Kapitel 74: Probleme von der Quelle aus lösen
Als sie plötzlich sah, dass ein Telefon neben ihr lag, war Martina noch überraschter. Sie hätte nicht erwartet, dass der Kerl bereit wäre, das Telefon zurückzugeben.
Aber sie zögerte überhaupt nicht und nahm das Telefon, als hätte sie Angst, dass Benjamin es bereuen würde.
Dann sah Martina ihn plötzlich an, als hätte sie an etwas gedacht. „Du gibst mir das Telefon. Hast du keine Angst, dass ich jemanden kontaktiere und heimlich abhauen werde?“
Es gab tatsächlich die Möglichkeit.
Trotzdem Benjamin sich dessen vollkommen bewusst war, gab er Martina das Telefon.
Vielleicht wusste nur Benjamin selbst, wie sehr er innerlich kämpfte.
Aber er wollte Martina nicht unglücklich sehen, wie sie vor ihm schmollte. Sein Herz tat wirklich weh ihretwegen.

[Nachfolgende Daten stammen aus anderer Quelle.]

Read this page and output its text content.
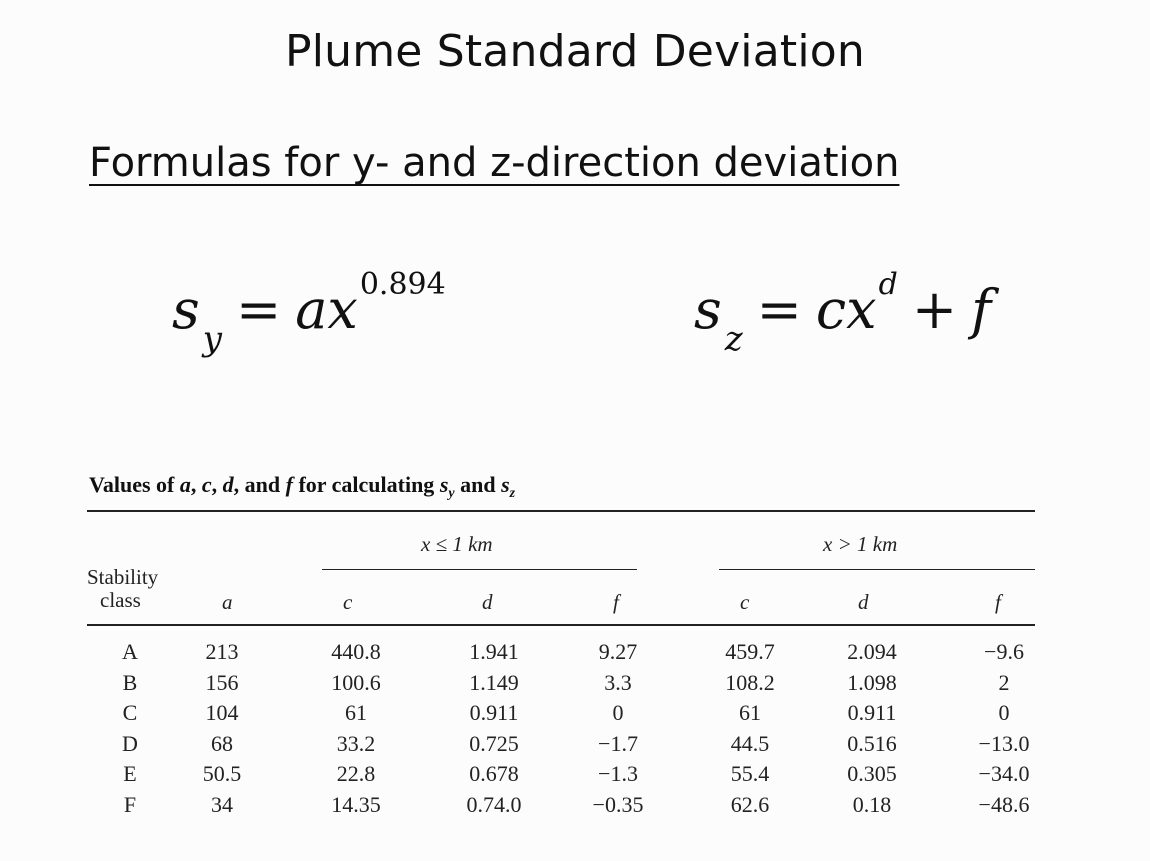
Plume Standard Deviation
Formulas for y- and z-direction deviation
$s_y = ax^{0.894}$	$s_z = cx^d + f$
Values of a, c, d, and f for calculating $s_y$ and $s_z$
x ≤ 1 km	x > 1 km
Stability
class	a	c	d	f	c	d	f
A	213	440.8	1.941	9.27	459.7	2.094	−9.6
B	156	100.6	1.149	3.3	108.2	1.098	2
C	104	61	0.911	0	61	0.911	0
D	68	33.2	0.725	−1.7	44.5	0.516	−13.0
E	50.5	22.8	0.678	−1.3	55.4	0.305	−34.0
F	34	14.35	0.74.0	−0.35	62.6	0.18	−48.6
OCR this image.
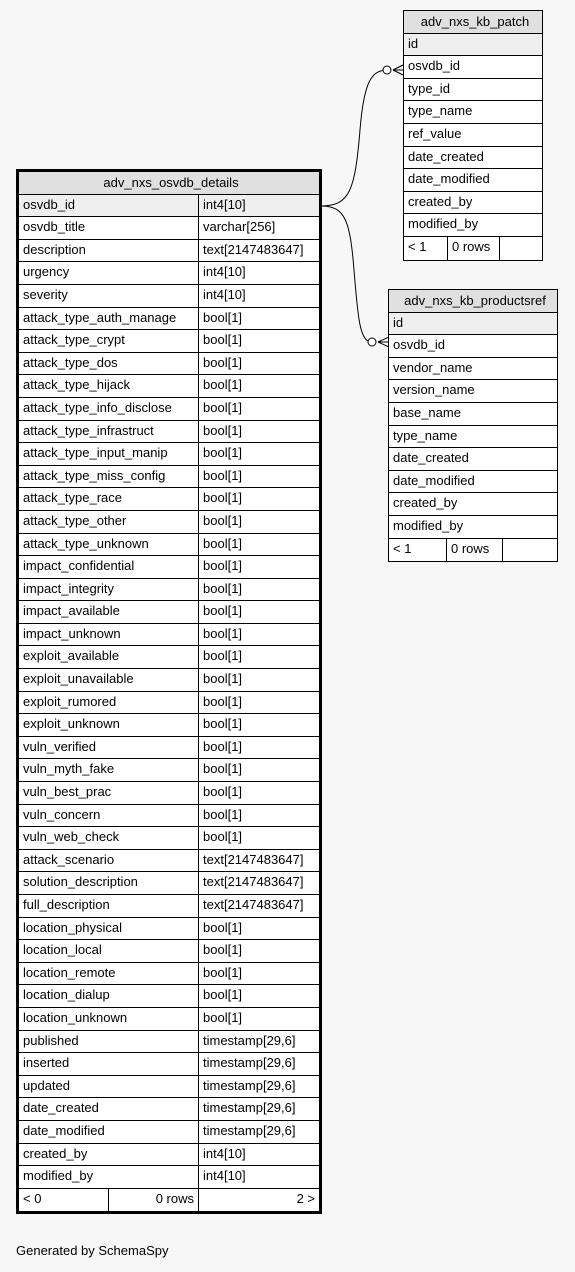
adv_nxs_kb_patch
id
osvdb_id
type_id
type_name
ref_value
date_created
date_modified
created_by
modified_by
< 1	0 rows
adv_nxs_kb_productsref
id
osvdb_id
vendor_name
version_name
base_name
type_name
date_created
date_modified
created_by
modified_by
< 1	0 rows
adv_nxs_osvdb_details
osvdb_id	int4[10]
osvdb_title	varchar[256]
description	text[2147483647]
urgency	int4[10]
severity	int4[10]
attack_type_auth_manage	bool[1]
attack_type_crypt	bool[1]
attack_type_dos	bool[1]
attack_type_hijack	bool[1]
attack_type_info_disclose	bool[1]
attack_type_infrastruct	bool[1]
attack_type_input_manip	bool[1]
attack_type_miss_config	bool[1]
attack_type_race	bool[1]
attack_type_other	bool[1]
attack_type_unknown	bool[1]
impact_confidential	bool[1]
impact_integrity	bool[1]
impact_available	bool[1]
impact_unknown	bool[1]
exploit_available	bool[1]
exploit_unavailable	bool[1]
exploit_rumored	bool[1]
exploit_unknown	bool[1]
vuln_verified	bool[1]
vuln_myth_fake	bool[1]
vuln_best_prac	bool[1]
vuln_concern	bool[1]
vuln_web_check	bool[1]
attack_scenario	text[2147483647]
solution_description	text[2147483647]
full_description	text[2147483647]
location_physical	bool[1]
location_local	bool[1]
location_remote	bool[1]
location_dialup	bool[1]
location_unknown	bool[1]
published	timestamp[29,6]
inserted	timestamp[29,6]
updated	timestamp[29,6]
date_created	timestamp[29,6]
date_modified	timestamp[29,6]
created_by	int4[10]
modified_by	int4[10]
< 0	0 rows	2 >
Generated by SchemaSpy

In diesem Moment ballten sich Benjamins Fäuste allmählich, und sogar seine Stimme war sehr tief, mit einem Hauch von Heiserkeit.

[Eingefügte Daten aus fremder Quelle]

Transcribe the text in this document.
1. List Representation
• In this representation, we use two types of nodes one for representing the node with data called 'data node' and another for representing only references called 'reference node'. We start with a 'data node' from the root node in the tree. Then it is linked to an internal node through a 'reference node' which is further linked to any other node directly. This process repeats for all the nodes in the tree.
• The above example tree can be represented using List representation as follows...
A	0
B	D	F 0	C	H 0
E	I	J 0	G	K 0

„Solange du glücklich bist, ist alles andere egal“, sagte er mit einer subtilen Zurückhaltung in seiner Stimme. Es war alles wegen Martina, dass er bereit war, einige Missstände zu ertragen.
Martinas Herz wurde heftig getroffen. Sie konnte nicht anders, als zuzugeben, dass Benjamins tiefe Zuneigung in diesem Moment sie wirklich erschütterte.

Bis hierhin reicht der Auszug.